It’s June 17th 2020 — one year since I joined Microtraction.
A long way since the events described in my Breaking into Tech story — since that first email to Yele.
Let’s go back to the beginning, shall we?
Day 1— June 17, 2019
My colleagues would say I was super quiet at the first internal meeting. They wouldn’t be lying. Usually when I get a new job, I spend the first few days observing team dynamics, mode of operations and absorbing information generally. This allows me determine true reporting lines, how to prioritise tasks, the company’s focus and if I have made a mistake by joining the company. It wasn’t any different here.
What I really liked was how things were explained along the way, without me having to ask. There were also other meetings dedicated to getting me up to speed, explaining company goals and why we were adopting certain strategies. This made onboarding very easy. It’s difficult not to feel like you are doing important work when you are included in the big picture.
As we left that first meeting, all I could think about was how failure was not an option.
One thing that impressed me was the team’s insistence on knowing what my personal goals were and how the company’s objectives fit in. We did it when I resumed and at the beginning of this year. In the year after, we have had many more honest conversations, primarily aimed at making sure we are all on the same page and everyone’s head is still in the game.
In February 2019, I wrote about working remotely in Lagos. Being in a remote-first company has taught me the importance of responsibility and reliability.
While I am fine with the solitude as I am introverted, I’ve had to adjust to being in constant contact with my team. I’ve also learnt that motivation to get work done will not come from heaven. It comes when you actually start the work.
These days, the only battle I have is to get to my workstation. Everything else happens after.
What I found difficult — and how I have adjusted.
The first few months were not funny. Many times, I felt like I wasn’t in control of my time. Infact, there were real issues around:
- Being spread thin, and always wanting to be up to date on everything immediately. This led to being busy, not productive. Productivity in this context refers to how many tasks were actually completed. This translated to time management and prioritisation issues. These days, I work hard to dedicate myself to one task at a time.
- Admin work: The sheer volume of calls and emails alone was drowning. However, I realised there would always be a billion things to do and got more intentional with better time management.
- Verbal Contribution & Taking Action: When you’ve worked in structures where you are assigned tasks, proactivitybecomes a pipe dream. Here you are trusted to make the best decisions for activities within your purview. PS: Part of this trust means you know when a Partner’s involvement is required.
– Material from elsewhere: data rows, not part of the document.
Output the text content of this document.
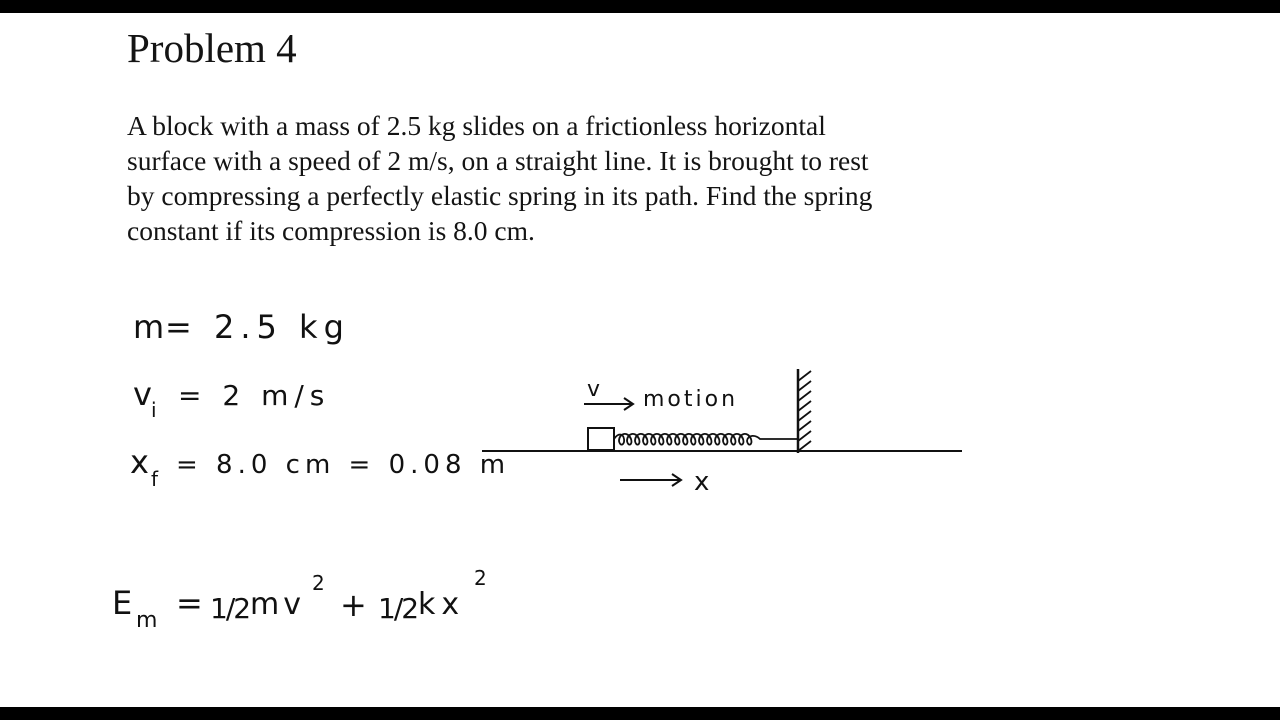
Problem 4
A block with a mass of 2.5 kg slides on a frictionless horizontal
surface with a speed of 2 m/s, on a straight line. It is brought to rest
by compressing a perfectly elastic spring in its path. Find the spring
constant if its compression is 8.0 cm.
m = 2.5 kg
v i = 2 m/s
x f = 8.0 cm = 0.08 m
v motion
x
E m = 1/2 mv
2
+ 1/2 kx
2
- Time had no boundary: The line between work and life was blurred for some time. To help with this, I invested in an at-home workstation so my brain knows that sleep and work are two equally important and distinct activities. We are getting there — most days, I have to play Rain Sounds or Enya to prompt myself to sleep.
- Focus:My biggest lesson in learning the power of focus was when I read 62 pages of a book in 45 minutes with my phone on DND. Time moves slower and things get done faster when you focus.
- Power and Internet issues
- Saying No
What has helped me
- Putting my phone on DND: I found that I lost control of days where I focused on messages and emails first thing in the morning so I started blocking notifications. The Samsung Focus Mode is also a good alternative. I don’t do this everyday and some numbers can still get through. If you are a PM, project manager or healthcare professional though, this may be a bad idea.
- Batching tasks: Before I started doing this, it felt like all my time was spent on only emails and calls. These tasks are now conducted on specific days and times.
- Eating later: I’m not big on breakfasts, especially because food can be distracting. I usually eat around 4/5pm.
- Instrumentals: If I’m incorporating music for deep work (usually between 12am and 12pm), Binaural beats, Game of Thrones Season 6, Hans Zimmer, The Piano Guys, Classical music or 8D Audio will be playing on my speaker or headphones. Mafo, Local Rappers and company have been reserved for reactive/shallow work.
- Time away from Social Media: I occasionally delete Twitter, Instagram and YouTube from my phone.
- Time blocking using Google Calendar: This helps me lay out and prioritise tasks.
- Using Todoist: This helps me track productivity and task completion.
The good of the past year is best shown in pictures
This team is bada**
Our Portfolio Companies are extraordinary
We added value to the ecosystem through events
I met awesome people! — and I’m grateful I can call many of them friends today
We even turned up a lirru bit!
By June 2021, I’m hopeful we’ll have at least 30 portfolio companies, at least 5 non-Nigerian, with a combined valuation of $250M. Somebody say amen?